Media Contact: Ron Walli
Communications and Media Relations
ORNL sees increase in sales of radioisotope to fight cancer
OAK RIDGE, Tenn., Oct. 25, 2000 Sales of radioisotopes to treat cancer increased significantly this year at the Department of Energy's Oak Ridge National Laboratory (ORNL), although overall revenue from radioisotopes declined.
Demand for actinium-225, the precursor for bismuth-213, rose 34 percent in fiscal year 2000, from 243 millicuries (mCi) in 1999 to 326 mCi in 2000. Bismuth-213 shows great promise for treating acute myeloid leukemia, lung cancer and large tumors. Revenue for actinium-225 was $151,033 compared to $125,483 in 1999.

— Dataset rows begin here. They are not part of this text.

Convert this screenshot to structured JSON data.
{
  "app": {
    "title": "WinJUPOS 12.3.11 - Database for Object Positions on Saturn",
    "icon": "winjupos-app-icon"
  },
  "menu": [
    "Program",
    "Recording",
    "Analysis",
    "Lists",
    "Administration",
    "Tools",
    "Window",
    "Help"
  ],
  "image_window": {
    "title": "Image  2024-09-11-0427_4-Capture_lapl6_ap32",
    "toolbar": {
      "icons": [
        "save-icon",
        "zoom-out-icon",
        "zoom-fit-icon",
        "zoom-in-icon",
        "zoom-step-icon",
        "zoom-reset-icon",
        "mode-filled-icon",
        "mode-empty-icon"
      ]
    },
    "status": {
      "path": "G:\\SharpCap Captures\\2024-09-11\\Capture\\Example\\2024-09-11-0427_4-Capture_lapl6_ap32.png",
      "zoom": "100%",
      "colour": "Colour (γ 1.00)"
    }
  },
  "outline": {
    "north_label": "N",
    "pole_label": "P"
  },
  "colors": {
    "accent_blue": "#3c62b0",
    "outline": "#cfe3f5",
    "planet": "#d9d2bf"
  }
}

Meanwhile, sales of californium-252, used to treat several types of cancer, increased 8 percent, from $906,664 (15,321 micrograms) in 1999 to $1,023,900 (16,653 micrograms) in 2000. Californium-252 is produced in ORNL's High Flux Isotope Reactor, the western world's sole source for the radioisotope.
Revenue from tungsten-188/rhenium-188, used to treat bone cancer and to keep arteries clear following coronary angioplasty, increased 5.4 percent to $311,120 (51,530 mCi) from $295,241 (44,777 mCi) in 1999.

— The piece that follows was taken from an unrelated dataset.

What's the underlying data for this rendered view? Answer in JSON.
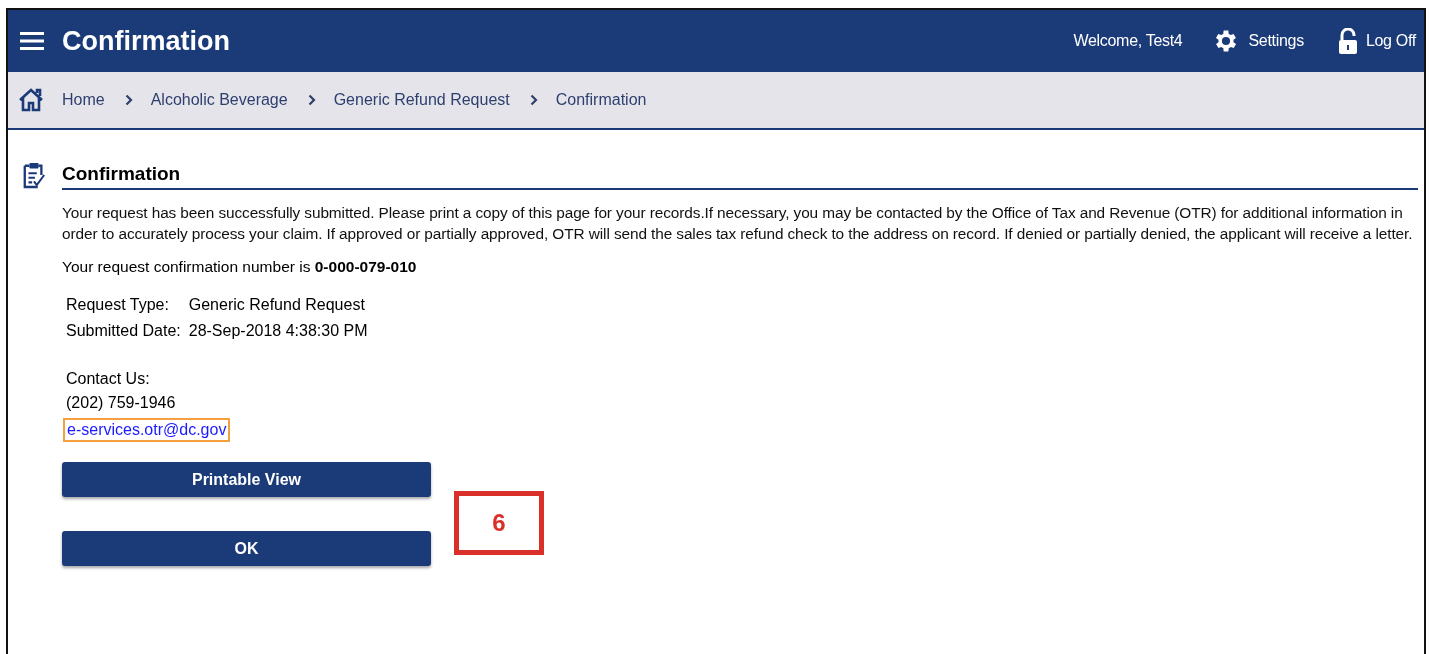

Overall revenue for radioisotopes for fiscal year 2000 is projected to be about $2 million, down 11 percent from 1999. Revenue from sales of iridium-192 decreased 39 percent - from $672,992 to $408,196 - because of privatization by International Isotopes Idaho and competition from foreign sources, according to Rocky Cline, manager of isotope distribution for ORNL.
Sales of all other radioisotopes declined from $202,799 in 1999 to $65,268 in fiscal year 2000, which ended Sept. 30.
ORNL is a DOE multiprogram facility operated by UT-Battelle.